As discussed, there are many factors that impact how the NatHERS rating is calculated, which means the rating of your home will always be project-specific. In addition, the actual energy efficiency and comfort felt living in our cabins and granny flats will be better than the ratings reflect, owing to the mass effect of our solid timber walls.
As a guide, below you’ll find some indicative ratings on our designs when built in certain conditions and climates.
QLD climate zone 10 (Brisbane-Sunshine Coast QLD):
Rhodes design built with 60mm walls on open suspended timber floors = 6.1 stars
NSW climate zone 15 (Central Coast NSW):
Iceland design built with 60mm walls on concrete slab = 7 stars, with 80mm walls = 7.9 stars.
(A pass for this climate zone is approximately 5.2 stars.)
TAS climate zone 26 (Hobart)
Greenland design built with 80mm walls = 6.4 stars
(A pass for this climate zone is 6 stars.)
ACT climate zone 24
Iceland design built with 80mm walls = 6.1 stars, 95mm walls = 6.7 stars.
Greenland design built with 60mm walls with insulation added to 3 walls = 7 stars.
(A pass for this climate zone is 6 stars.)
Note: A passive house must not exceed a total combined heating plus cooling demand of up to 108 MJ/m2/year (108 MJ is equivalent to 7.3 star NatHERS design in Canberra.)
There’s more to energy efficiency than a rating
While the NatHERS ratings provide some useful insights into energy efficiency, it’s important to be aware that there are other factors that impact the actual efficiency of buildings, in particular, those built with timber mass walls.
In the future we hope for a similar building clause found in New Zealand to be introduced into Australia which recognises the difference in rating thermal efficiency in timber mass buildings. Until then, it is up to the consumer to look beyond the ratings, and for the builders to continue to educate, to be sure the energy efficient homes being built are the best they can be.
Upcoming NCC update
The NCC is updated every three years based on regulatory practices, industry research and public feedback. The next update is planned in 2022 and the Australian Building Codes Board (ABCB) has opened consultation on stage 2 of National Construction Code (NCC) 2022 public comment. Responses are invited until 17 October 2021 and can be accessed here.

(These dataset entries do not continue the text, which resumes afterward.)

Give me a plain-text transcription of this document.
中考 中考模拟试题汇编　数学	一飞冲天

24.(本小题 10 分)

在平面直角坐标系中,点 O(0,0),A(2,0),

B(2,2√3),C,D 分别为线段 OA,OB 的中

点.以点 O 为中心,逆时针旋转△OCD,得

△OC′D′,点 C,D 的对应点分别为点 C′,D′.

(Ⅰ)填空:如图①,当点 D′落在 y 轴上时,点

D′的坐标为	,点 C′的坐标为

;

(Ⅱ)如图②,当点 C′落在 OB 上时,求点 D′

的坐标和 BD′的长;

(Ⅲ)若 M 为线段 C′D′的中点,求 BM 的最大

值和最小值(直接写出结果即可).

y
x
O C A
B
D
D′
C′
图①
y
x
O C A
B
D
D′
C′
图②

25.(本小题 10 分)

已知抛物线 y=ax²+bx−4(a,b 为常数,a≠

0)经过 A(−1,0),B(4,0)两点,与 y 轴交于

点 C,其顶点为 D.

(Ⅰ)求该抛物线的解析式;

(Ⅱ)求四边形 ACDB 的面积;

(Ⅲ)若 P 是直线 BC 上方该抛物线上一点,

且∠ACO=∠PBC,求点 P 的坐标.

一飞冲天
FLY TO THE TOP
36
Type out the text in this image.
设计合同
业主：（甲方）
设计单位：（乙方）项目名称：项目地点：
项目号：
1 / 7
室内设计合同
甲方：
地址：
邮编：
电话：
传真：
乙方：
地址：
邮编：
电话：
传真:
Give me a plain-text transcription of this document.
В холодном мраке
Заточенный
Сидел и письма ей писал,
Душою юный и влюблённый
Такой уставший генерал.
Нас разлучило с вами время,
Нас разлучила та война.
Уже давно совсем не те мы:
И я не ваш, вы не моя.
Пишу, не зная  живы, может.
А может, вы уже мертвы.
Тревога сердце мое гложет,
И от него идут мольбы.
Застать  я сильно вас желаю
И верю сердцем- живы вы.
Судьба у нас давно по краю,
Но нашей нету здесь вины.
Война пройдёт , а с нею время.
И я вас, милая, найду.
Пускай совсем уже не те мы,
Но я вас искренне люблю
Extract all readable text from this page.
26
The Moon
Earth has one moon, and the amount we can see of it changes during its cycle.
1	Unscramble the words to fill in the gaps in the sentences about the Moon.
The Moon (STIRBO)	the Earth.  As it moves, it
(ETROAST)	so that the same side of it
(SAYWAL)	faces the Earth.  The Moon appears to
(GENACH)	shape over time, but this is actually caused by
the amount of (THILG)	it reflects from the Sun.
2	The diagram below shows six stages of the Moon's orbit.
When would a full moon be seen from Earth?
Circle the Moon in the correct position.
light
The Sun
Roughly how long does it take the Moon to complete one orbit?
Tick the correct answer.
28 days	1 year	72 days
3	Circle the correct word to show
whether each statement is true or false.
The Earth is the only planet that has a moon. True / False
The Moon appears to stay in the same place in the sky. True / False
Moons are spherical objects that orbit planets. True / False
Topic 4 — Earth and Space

This stage of consultation seeks comment on proposed NCC amendments on energy efficiency and condensation. A consultation link was sent to all registered NCC Online users on 30 August 2021. We will submit our comments to the ABCB, to advocate for the energy efficiency of timber mass homes to be taken into account. Our recommendations will include the introduction of a clause that accounts for the importance of mass effect and allows for an alternative to minimum R-values for solid timber construction, similar to New Zealand’s current Building Code Clause to that effect.